From that perspective, geographically we also have the east and the south east coast. The south coast is where the greatest solar resources are located. It is also where there is a lot of grid capacity available at the distribution level. Those assets - grid capacity and solar resources - are assets which wind energy cannot avail of, so again solar is a good fit there.

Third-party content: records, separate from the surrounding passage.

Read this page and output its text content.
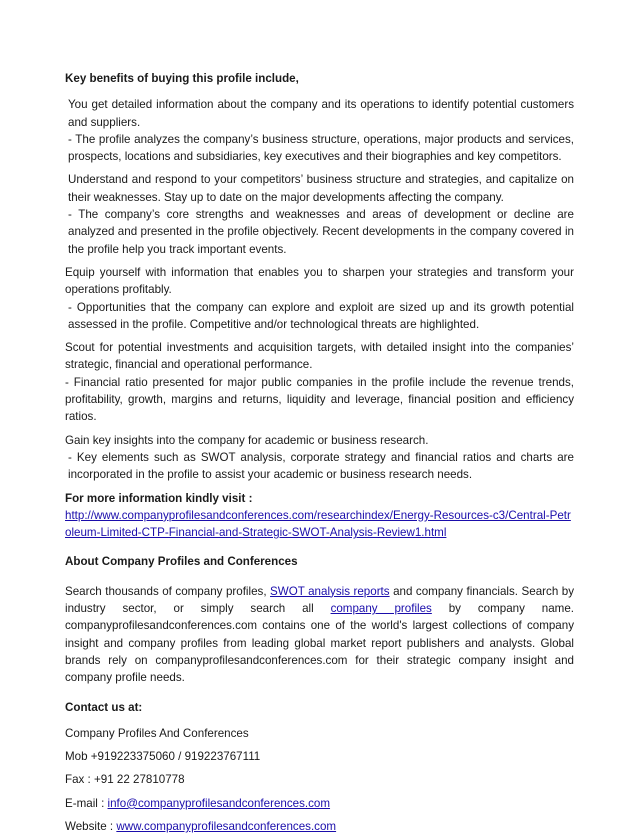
Key benefits of buying this profile include,

You get detailed information about the company and its operations to identify potential customers and suppliers.

- The profile analyzes the company’s business structure, operations, major products and services, prospects, locations and subsidiaries, key executives and their biographies and key competitors.

Understand and respond to your competitors’ business structure and strategies, and capitalize on their weaknesses. Stay up to date on the major developments affecting the company.

- The company’s core strengths and weaknesses and areas of development or decline are analyzed and presented in the profile objectively. Recent developments in the company covered in the profile help you track important events.

Equip yourself with information that enables you to sharpen your strategies and transform your operations profitably.

- Opportunities that the company can explore and exploit are sized up and its growth potential assessed in the profile. Competitive and/or technological threats are highlighted.

Scout for potential investments and acquisition targets, with detailed insight into the companies’ strategic, financial and operational performance.

- Financial ratio presented for major public companies in the profile include the revenue trends, profitability, growth, margins and returns, liquidity and leverage, financial position and efficiency ratios.

Gain key insights into the company for academic or business research.

- Key elements such as SWOT analysis, corporate strategy and financial ratios and charts are incorporated in the profile to assist your academic or business research needs.

For more information kindly visit :

http://www.companyprofilesandconferences.com/researchindex/Energy-Resources-c3/Central-Petroleum-Limited-CTP-Financial-and-Strategic-SWOT-Analysis-Review1.html

About Company Profiles and Conferences

Search thousands of company profiles, SWOT analysis reports and company financials. Search by industry sector, or simply search all company profiles by company name. companyprofilesandconferences.com contains one of the world's largest collections of company insight and company profiles from leading global market report publishers and analysts. Global brands rely on companyprofilesandconferences.com for their strategic company insight and company profile needs.

Contact us at:

Company Profiles And Conferences

Mob +919223375060 / 919223767111

Fax : +91 22 27810778

E-mail : info@companyprofilesandconferences.com

Website : www.companyprofilesandconferences.com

What can we deploy? On what we have in planning and in the grid at the moment, members will have heard numbers such as 6 GW in the grid queue and so on. We have called for a lot of that speculative grid application. With the regulator we have sought to have a group processing approach, GPA, or gate processing approach, which would filter out many projects. We want to see planning as a filter so that only the real projects come forward. Already, just looking at what will come through between now and the end of 2020, as an industry we could deliver 2 GW. We already have line of sight to 1.5 GW. In order to have a competitive auction for 1.5 GW, we need at least 2 GW ready to go with planning. What does that equate to? If we can deliver 1.5 GW by the end of 2020, what will that save us in terms of the shortfall on our 2020 targets? Approximately 1% of that target equates to 1 GW of solar energy. We could halve the potential shortfall. If we look at a total shortfall of up to approximately €420 million, we could potentially save the Exchequer more than €200 million per annum at the cost of approximately €15 million per annum on the public service obligation, PSO, levy. Solar can deploy very quickly. What is holding solar back on the grid side is the long lead-in, the switchgear and so on. The reality is that we can still deliver that much at the distribution level within the timeframe, that is by 2021.